Me contraje a la tarea aplicadamente, pero sospeché en seguida que era el asunto demasiado complicado para explicarlo en cuatro o cinco páginas. A fuerza de voluntad perseveré.
Me llevé un susto, porque la enfermera entró y apareció a mi lado sin hacer ruido. Preguntó:
—¿Ya está la carta?
—Sí —contesté—, pero me salió tan embarullada que estoy escribiendo otra. En media hora la tengo.
—Mejor que la deje para después. Traigo el almuerzo.
Almorcé con apetito: hecho bastante inexplicable, en mi situación, porque a mí no me gusta que me estén mirando cuando como, y la enfermera, reclinada contra la puerta, no me sacaba los ojos de encima. Después no retiraba la bandeja y seguía mirando. Para terminar con ese cuadro, dije lo primero que me vino a la mente:
—¿Me jura que los médicos no van a leer mi carta?
—Le juro.
—Es para que ese amigo me saque de aquí —dije antes de pensar que tal vez cometí una imprudencia.
Vi que tenía el mentón en punta, con un lunar del lado izquierdo y me pareció que los ojos le brillaban mucho.
—Yo no complicaría gente de afuera —dijo—, pero voy a hacer lo que mande. Estoy para servirlo, en todo ¿me entiende? Me llamo Paula.
Entre una frase y otra hacía un alto, quizá para que yo comprendiera mejor. Usted se va a reír. Le contesté:
—Una tía mía se llama Paula.
—¿A vos te llaman Lucho? Si no hay nadie, llamame Negra. Tras alguna vacilación articulé la palabra:
—Bueno.
Recogió las cosas y dijo, como pensando en voz alta:
—Si no tiene confianza en mí, está perdido.

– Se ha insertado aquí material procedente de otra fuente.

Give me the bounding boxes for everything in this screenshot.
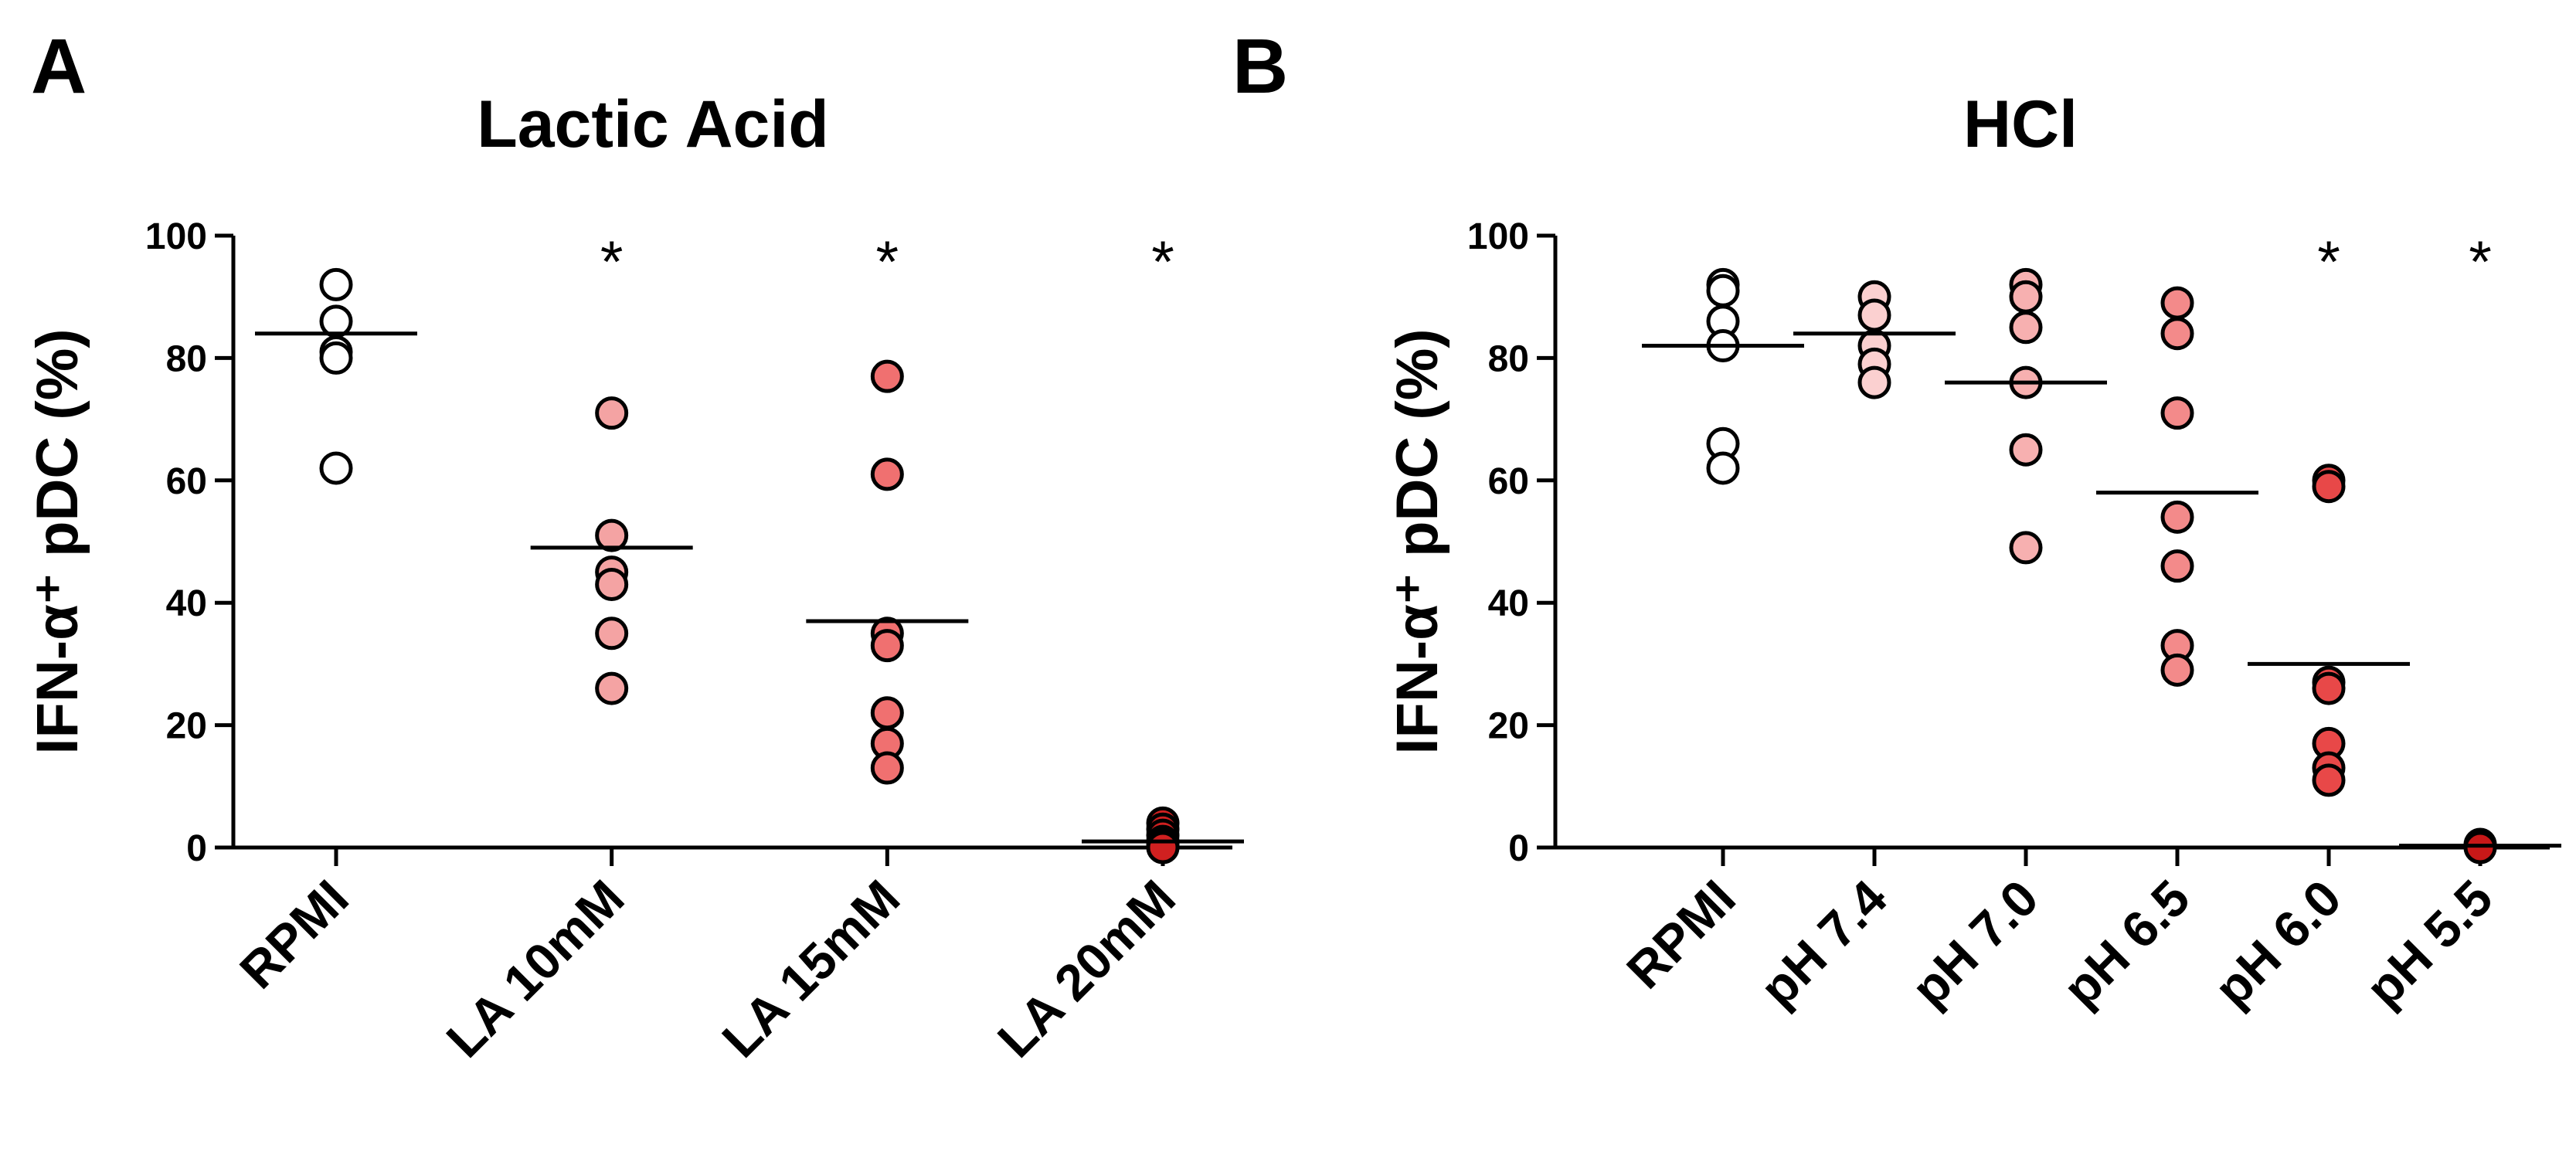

En media hora de trabajo despaché la carta, a mi entera satisfacción. Porque Paula no venía, para matar el tiempo, cometí la imprudencia de releerla. Era más clara, pero no más convincente que la primera. «Si me piden socorro con una carta así ¿qué hago?" me pregunté. "La tiro a la basura y pienso en otra cosa».
Perdido en mis cavilaciones me atranqué a la ventana. Al rato descubrí un hecho que reputé de lo más extraño. Si usted miraba con detención, veía gente en ventanas del primero, del segundo, del tercero, del cuarto y hasta del sexto piso; a nadie en las del quinto.
Cuando el enfermero me preguntó si quería ir al baño le dije que sí. Como en ocasiones anteriores, en el trayecto no vi un alma. Porque ese día mi inteligencia funcionaba con prodigiosa velocidad, vinculé una observación con otra y poniendo la voz del que habla por hablar pregunté:
—¿No hay nadie en el quinto piso? Porque lo tomé de sorpresa, balbuceó:
—No…, no. —Agregó enseguida—: Usted.
Me dejó en la habitación y se alejó como si estuviera apurado. Al rato vino Paula.
—¿Ya está la carta? —preguntó.
—Sí —le dije—. Le voy a pedir que se la lleve a este amigo.
Moviendo los labios como si mascara un caramelo pegajoso, Paula leyó el nombre y la dirección.
—¿Viene a quedar? —preguntó.
—Entrando por Acha, la segunda casa, a la izquierda.
—Sí voy esta noche ¿lo encuentro?
—Siempre está —le dije, y le pedí otro favor—: Acepte el dinero, porque mañana quiero más papel, mucho más. No estoy contento con la carta y mañana empiezo de nuevo.
—No es cuestión de bombardear al prójimo. Si piensan que estás loco, no te hacen caso.